Buonasera! I woke up this morning at 9 am after pressing snooze on my 8.45 am alarm, certainly feeling a bit exhausted having spent the past week constantly sightseeing and walking from monument to monument. I fought the morning blues then quickly got dressed and headed down to enjoy a delightful Italian breakfast in the hotel.
Our hotel is located in the heart of Rome, walking distance from the Trevi Fountain. With complete excitement, I made my way to the Fontana di Trevi, expecting nothing less than what Lizzie McGuire experienced after throwing a Euro into the fountain (cue: meeting my very own Paolo, international superstar).
Though to my dismay, instead of finding clear water and a beautiful Italian boy, I found scaffolding encasing the beautifully sculpted marble.

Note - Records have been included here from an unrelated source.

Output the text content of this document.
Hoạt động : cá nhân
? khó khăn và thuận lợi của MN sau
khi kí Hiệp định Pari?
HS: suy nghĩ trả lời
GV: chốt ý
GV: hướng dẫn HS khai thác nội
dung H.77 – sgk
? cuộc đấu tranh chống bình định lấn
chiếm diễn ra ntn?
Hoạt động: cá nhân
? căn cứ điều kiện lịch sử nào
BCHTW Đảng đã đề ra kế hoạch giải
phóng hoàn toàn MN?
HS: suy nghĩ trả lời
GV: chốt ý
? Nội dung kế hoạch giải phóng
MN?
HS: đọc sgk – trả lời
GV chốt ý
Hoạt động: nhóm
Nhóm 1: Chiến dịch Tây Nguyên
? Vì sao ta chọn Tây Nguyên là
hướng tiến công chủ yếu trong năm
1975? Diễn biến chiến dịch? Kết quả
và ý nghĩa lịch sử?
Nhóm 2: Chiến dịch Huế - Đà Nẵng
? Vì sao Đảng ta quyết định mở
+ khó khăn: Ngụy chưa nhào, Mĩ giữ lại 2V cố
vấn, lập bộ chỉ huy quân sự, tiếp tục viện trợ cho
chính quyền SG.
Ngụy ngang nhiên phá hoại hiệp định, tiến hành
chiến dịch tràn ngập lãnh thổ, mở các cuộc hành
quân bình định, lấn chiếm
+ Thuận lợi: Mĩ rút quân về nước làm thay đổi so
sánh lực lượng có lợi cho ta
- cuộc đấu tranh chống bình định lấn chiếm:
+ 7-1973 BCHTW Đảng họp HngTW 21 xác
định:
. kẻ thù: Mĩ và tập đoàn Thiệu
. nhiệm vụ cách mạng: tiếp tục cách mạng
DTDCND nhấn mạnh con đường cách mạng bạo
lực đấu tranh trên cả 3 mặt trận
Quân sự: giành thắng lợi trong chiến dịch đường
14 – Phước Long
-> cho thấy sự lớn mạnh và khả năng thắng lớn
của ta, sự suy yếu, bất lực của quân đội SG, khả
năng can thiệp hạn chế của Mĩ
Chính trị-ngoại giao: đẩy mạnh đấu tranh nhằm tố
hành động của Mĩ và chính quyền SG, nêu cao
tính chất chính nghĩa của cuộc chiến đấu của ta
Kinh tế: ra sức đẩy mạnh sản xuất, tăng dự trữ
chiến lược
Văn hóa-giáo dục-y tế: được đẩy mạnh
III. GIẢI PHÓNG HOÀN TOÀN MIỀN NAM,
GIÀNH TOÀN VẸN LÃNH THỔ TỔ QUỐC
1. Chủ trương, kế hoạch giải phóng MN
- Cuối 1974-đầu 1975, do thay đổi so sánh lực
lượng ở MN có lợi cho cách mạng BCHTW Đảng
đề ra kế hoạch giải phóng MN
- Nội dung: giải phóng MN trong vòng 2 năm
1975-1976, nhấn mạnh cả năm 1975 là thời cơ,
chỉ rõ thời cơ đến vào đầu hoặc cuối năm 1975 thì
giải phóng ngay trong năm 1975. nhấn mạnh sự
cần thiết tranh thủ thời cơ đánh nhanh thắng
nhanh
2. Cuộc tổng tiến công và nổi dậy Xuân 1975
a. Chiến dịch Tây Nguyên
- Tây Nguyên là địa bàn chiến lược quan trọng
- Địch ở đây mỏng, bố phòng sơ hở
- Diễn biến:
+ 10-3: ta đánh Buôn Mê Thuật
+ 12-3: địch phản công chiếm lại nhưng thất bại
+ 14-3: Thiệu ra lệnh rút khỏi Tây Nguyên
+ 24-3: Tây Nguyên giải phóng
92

Could you believe it!? I traveled all the way to Italy to find out the Trevi Fountain is closed. General disclaimer to all prospective tourists traveling to Italy: The Trevi Fountain is and will be under construction until September 2015.
Following the fountain, we went to the Spanish Steps where I was flocked by an excessive number of street vendors trying to sell me selfie sticks. After denying the first five that came to me, I reconsidered the option of buying one… and so I did. I haggled the price down from 25 Euros to 16 Euros and walked away with a selfie stick and bluetooth remote. Only in Rome. But don’t be alarmed! It’s actually completely normal to carry around a selfie stick and awkwardly prop out a metal stick four feet in front of your face.
Afterwards, we went to the Colosseum and I was completely blown away by the architecture of the building. I imagined the sword fights, gladiators, and lions running around the maze within the concrete and stone. Most of the walls were visibly charred, burned from the Great Fire of Rome in 64 AD. I climbed the steps to the second floor and spent the next hour in complete awe, admiring the engineering of the structure and taking selfies with my sister on our new selfie stick. When I ran my fingers over the stone, it emitted the energy of all that was when the Colosseum was actively used. All in all, I’m so grateful for the experience of visiting such a monumental piece of Roman history which I’ve read so much about in my history textbooks.
We walked around the Roman Forum for a bit and headed home on the busy, busy, busy Italian Metro. What I learned today is that the Italian subway is significantly dirtier, less efficient, and more crowded than the French subway system. Oh, and that selfie sticks, though absolutely ridiculous looking, are certainly a blessing. It’s now 10.30 pm and I’m sat in the media room in our hotel, Italian football flickering on the T.V. behind me, and have been typing this blog post for the past hour while enjoying the company of my fellow travelers.